Thailand's junta detains anti-coup leader

Thailand's junta said Friday that it had captured a fugitive anti-coup leader facing possible imprisonment, as the ruling generals seek to stamp out any criticism of their seizure of power.


Thailand's junta detains anti-coup leader

Sombat Boonngamanong, a leader of a faction of the "Red Shirts" movement, at his office in Bangkok on October 14, 2010 - by Pornchai Kittiwongsakul

Sombat Boonngamanong, who spearheaded an online campaign to stage illegal flashmob rallies against the military takeover, was arrested late Thursday in eastern Chonburi province, army spokeswoman Sirichan Ngathong said.

"We have a team who tracked him through the Internet," she told AFP.

"He faces initial charges of violating an order to report to the junta," she said, a charge that carries a possible punishment of two years in prison.

Sombat was one of several hundred people -- including politicians, activists, academics and journalists -- summoned by the military following its May 22 coup.

Those who attended were detained in secret locations for up to a week and ordered to cease political activities.

Sombat, a prominent pro-democracy activist, refused to turn himself in, instead posting a message on Facebook saying: "Catch me if you can".

Since then he has urged followers to stage peaceful public demonstrations, flashing the three-finger salute from the "Hunger Games" films that has become a symbol of defiance against the junta.

Sombat is the leader of a faction of the "Red Shirts" movement, which broadly supports fugitive former premier Thaksin Shinawatra and his sister Yingluck, who was deposed as prime minister last month.

A former minister in Yingluck's ousted cabinet who also refused to answer the summons was detained by soldiers in a dramatic swoop on a press conference late last month, and faces trial in a military court.

The junta has imposed martial law, media censorship and a night-time curfew as part of what it says is an attempt to end political bloodshed.

It mounted a show of military strength over the weekend, deploying soldiers to deter small but defiant anti-coup rallies that popped up outside shopping malls and near train stations in Bangkok.

Critics see the coup as a pretext for a long-planned power grab by the military-backed royalist establishment to purge politics of the influence of Thaksin, who was himself ousted by the army in 2006. 
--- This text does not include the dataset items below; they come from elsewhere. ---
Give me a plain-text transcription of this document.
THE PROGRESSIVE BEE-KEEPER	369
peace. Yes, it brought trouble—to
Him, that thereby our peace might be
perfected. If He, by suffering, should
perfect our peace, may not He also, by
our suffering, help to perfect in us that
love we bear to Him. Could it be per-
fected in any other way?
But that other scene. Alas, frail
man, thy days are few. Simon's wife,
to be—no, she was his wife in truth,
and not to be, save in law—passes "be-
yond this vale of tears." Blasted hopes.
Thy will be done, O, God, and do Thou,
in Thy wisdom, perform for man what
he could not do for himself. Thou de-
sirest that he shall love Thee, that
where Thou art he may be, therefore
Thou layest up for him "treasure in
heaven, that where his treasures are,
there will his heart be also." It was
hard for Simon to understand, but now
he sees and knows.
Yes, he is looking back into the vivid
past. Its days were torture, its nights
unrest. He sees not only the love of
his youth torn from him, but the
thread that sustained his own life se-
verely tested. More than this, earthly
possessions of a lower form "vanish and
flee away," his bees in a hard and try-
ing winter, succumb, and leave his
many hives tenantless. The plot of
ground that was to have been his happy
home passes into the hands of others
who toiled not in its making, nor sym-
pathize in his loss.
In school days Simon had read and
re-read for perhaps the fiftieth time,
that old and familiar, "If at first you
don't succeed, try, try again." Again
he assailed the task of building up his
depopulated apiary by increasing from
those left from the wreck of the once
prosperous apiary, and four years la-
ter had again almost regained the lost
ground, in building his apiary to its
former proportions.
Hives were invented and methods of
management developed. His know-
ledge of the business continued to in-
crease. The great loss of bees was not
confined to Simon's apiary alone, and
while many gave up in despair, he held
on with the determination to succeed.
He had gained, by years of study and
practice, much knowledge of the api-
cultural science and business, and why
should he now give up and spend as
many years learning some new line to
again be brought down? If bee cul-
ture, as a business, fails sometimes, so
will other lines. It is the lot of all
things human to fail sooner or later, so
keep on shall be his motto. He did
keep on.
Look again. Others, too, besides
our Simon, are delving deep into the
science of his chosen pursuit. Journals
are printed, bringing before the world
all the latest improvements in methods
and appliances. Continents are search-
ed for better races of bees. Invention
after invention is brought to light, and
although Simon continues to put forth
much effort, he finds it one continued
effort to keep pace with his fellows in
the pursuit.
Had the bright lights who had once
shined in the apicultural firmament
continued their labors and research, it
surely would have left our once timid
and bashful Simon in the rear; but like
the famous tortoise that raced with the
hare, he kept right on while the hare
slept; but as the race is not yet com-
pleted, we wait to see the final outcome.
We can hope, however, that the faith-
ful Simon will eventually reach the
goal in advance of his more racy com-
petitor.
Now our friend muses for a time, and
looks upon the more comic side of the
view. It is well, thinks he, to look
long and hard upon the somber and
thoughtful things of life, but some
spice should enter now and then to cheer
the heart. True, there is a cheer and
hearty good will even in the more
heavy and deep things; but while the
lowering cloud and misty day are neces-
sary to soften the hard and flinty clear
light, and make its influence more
The billionaire tycoon-turned-populist politician lives in Dubai to avoid jail for a corruption conviction. Thaksin or his allies have won every election in more than a decade, helped by strong support in the northern half of the country.

The junta has said elections are not expected to be held for at least a year to allow political "reforms" including the drafting of a new constitution.